Услышь нас, Боже - стр. 37
Блестящий образчик презрения, подумал Мартин (страдавший легкой паранойей) и чуть не облизнулся, перечитав только что завершенный отрывок. А потом добавил следующее:
Вот наглядный пример, как легко человек поддается порыву ненависти! В том, что я говорю, есть доля правды (я и впрямь ненавижу этих людей), но что получается в целом, если прочитать вдумчиво? Письменное свидетельство моей несостоятельности, моего эгоизма, моей полной растерянности! Хуже того. Давайте-ка разберем вышесказанное на части, начиная с конца, и посмотрим, какие выводы сделает наше упорное объективное «я». Во-первых, кажется очевидным, что писатель считает, будто литература существует для его личного блага, а цель жизни в том, чтобы напиваться, ходить по морям и голодать. (Возможно, так оно и есть?) Больше того: писатель определенно дает нам понять, что он сам неоднократно страдал от похмелья, часто напивался и голодал. (Хотя последнее все же сомнительно, поскольку сразу за ним идет слово «Вздор».) При вдумчивом прочтении у нас наверняка также возникает мысль, что писатель – типичная собака на сене, ведь по какой-то нераскрытой причине ему, в частности, не хочется, чтобы «мелкие английские хозяйчики американской литературы» читали Кафку и Мелвилла. Возможно, писатель и сам хотел стать «хозяйчиком литературы», но у него ничего не вышло (либо в Англии, либо в Америке, либо и там, и там)? Загадка. Столь же загадочным представляется упоминание «Страха и трепета» и «Дневника обольстителя», хотя автор явно полагает, что с ним обходятся крайне несправедливо (отчего даже испытывает мистические переживания в Нью-Йоркской публичной библиотеке), и в то же время считает себя этаким непризнанным первопроходцем, который, пожалуй, сам живет в состоянии страха и трепета и ощущает себя подсудимым на некоем Процессе. Как он гордится, что в юности его приняли за автора «Процесса», хотя эта история не похожа на правду. (Или нет? На самом деле именно так и было. Проблема в том, что Мартин столько лгал, что уже не способен говорить правду так, чтобы она не звучала как ложь.)
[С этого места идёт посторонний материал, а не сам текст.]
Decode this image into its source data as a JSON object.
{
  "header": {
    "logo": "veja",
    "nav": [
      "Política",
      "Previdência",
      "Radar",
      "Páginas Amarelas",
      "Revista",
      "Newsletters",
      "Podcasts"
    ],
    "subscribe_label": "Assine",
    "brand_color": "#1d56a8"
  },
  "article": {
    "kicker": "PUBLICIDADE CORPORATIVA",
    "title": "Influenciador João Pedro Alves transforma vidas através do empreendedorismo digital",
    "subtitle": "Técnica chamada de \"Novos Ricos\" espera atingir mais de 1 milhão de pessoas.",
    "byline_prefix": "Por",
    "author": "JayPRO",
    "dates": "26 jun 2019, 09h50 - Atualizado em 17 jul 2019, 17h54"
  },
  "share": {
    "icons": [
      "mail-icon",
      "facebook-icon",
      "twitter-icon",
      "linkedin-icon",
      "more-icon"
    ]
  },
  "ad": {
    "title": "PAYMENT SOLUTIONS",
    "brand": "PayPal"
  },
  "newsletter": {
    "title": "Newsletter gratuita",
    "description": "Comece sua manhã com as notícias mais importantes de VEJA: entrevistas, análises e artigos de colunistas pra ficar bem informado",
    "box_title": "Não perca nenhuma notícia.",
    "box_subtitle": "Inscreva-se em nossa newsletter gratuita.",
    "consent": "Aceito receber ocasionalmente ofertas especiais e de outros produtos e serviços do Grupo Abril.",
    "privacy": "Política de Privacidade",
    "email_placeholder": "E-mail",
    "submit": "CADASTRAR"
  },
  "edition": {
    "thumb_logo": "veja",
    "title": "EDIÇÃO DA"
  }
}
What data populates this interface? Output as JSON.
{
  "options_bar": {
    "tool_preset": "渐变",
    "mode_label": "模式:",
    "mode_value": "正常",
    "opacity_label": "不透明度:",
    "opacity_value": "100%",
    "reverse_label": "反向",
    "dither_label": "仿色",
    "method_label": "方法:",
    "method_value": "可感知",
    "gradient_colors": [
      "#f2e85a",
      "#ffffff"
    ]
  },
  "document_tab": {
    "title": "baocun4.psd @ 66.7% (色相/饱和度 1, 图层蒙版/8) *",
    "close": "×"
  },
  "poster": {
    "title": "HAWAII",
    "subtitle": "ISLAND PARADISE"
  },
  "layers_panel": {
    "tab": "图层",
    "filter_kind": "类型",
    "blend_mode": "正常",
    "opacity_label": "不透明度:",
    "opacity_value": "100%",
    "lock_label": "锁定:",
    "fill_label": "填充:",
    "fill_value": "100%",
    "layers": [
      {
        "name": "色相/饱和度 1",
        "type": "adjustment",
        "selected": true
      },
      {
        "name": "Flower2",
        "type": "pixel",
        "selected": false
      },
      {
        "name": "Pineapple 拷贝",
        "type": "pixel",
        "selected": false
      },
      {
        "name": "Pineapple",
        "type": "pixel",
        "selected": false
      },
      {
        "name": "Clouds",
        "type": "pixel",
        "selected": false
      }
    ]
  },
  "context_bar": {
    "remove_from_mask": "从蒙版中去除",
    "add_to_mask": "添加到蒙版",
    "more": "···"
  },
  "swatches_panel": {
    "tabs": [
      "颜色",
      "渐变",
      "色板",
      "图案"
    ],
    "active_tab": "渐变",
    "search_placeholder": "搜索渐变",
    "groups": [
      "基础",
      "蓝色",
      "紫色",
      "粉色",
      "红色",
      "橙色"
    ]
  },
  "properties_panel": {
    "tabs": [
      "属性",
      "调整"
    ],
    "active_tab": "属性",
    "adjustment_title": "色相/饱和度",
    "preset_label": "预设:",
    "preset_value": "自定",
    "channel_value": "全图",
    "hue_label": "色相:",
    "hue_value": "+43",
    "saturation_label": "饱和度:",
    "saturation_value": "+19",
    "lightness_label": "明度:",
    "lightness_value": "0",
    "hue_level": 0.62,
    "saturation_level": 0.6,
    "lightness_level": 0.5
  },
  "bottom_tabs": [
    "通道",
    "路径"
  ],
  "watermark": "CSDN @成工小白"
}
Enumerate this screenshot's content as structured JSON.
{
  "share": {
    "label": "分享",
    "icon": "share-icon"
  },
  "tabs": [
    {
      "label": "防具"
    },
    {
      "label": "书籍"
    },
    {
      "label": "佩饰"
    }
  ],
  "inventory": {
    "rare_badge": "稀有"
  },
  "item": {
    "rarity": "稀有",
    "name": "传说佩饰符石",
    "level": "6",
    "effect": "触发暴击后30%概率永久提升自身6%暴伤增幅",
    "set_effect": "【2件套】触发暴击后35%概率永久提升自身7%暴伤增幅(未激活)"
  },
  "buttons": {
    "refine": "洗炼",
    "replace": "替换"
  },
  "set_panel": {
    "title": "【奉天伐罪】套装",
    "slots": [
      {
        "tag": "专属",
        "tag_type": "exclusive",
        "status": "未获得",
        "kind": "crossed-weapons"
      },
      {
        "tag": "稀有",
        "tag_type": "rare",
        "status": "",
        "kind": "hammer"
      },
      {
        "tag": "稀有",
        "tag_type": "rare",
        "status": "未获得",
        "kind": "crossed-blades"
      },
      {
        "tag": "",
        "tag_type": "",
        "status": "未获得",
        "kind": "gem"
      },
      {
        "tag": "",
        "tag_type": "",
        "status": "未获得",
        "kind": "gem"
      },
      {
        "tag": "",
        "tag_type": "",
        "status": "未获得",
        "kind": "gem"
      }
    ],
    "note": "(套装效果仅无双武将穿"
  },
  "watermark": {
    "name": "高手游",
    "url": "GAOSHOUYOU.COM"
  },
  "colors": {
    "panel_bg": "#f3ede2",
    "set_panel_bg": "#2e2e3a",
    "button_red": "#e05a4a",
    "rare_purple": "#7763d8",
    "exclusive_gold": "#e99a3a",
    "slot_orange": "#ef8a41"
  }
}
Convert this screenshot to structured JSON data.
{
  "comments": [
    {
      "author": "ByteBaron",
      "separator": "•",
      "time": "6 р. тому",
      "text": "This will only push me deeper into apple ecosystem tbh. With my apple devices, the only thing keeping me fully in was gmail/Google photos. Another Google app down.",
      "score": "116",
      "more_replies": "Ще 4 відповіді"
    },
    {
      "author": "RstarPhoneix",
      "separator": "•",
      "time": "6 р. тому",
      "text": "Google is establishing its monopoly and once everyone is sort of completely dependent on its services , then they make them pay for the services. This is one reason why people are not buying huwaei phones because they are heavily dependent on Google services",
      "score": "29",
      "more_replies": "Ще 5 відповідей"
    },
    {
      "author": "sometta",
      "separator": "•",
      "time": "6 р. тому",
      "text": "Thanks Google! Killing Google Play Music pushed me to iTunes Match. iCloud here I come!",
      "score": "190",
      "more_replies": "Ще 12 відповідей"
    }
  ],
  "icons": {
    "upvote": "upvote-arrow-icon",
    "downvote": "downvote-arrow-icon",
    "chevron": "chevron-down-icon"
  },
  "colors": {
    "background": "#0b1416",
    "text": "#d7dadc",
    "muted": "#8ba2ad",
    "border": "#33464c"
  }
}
…Увы, еще прежде чем мы доберемся до тени безусловной правды, предположительно скрытой в некоторых обидных предложениях этого первого абзаца, явные синтаксические недостатки в том же абзаце заставят нас усомниться, точно ли сам писатель питает «любовь к литературе» (она представляется не такой уж глубокой – возможно, за всю жизнь он прочитал только три упомянутые книги, хотя даже это сомнительно), – и тут возникает вопрос: если он до такой степени презирает «хозяйчиков литературы», то почему его так беспокоит их мнение? Возможно, в душе он считает себя таким же «бездарным громилой и замшелым учителем», и тогда сразу становится ясно, почему он не сумел тысячами миль океана отмежевать себя от себя (как бы шизофренично это ни звучало), и в итоге мы приходим к тому, что представляется единственно несомненным, правдивым и по-настоящему жестоким фактом: с человеком, который писал эти строки, наверняка приключилась трагедия.
Что еще? Почти каждое написанное им слово так или иначе отмечено неврозом – неврозом и вместе с тем чем-то неистово здоровым. Пожалуй, его трагедия в том, что он остался единственным нормальным писателем на земле и именно эта нормальность усугубляет его изоляцию и чувство вины. (Но без Примроуз он не был бы ни писателем, ни нормальным человеком.)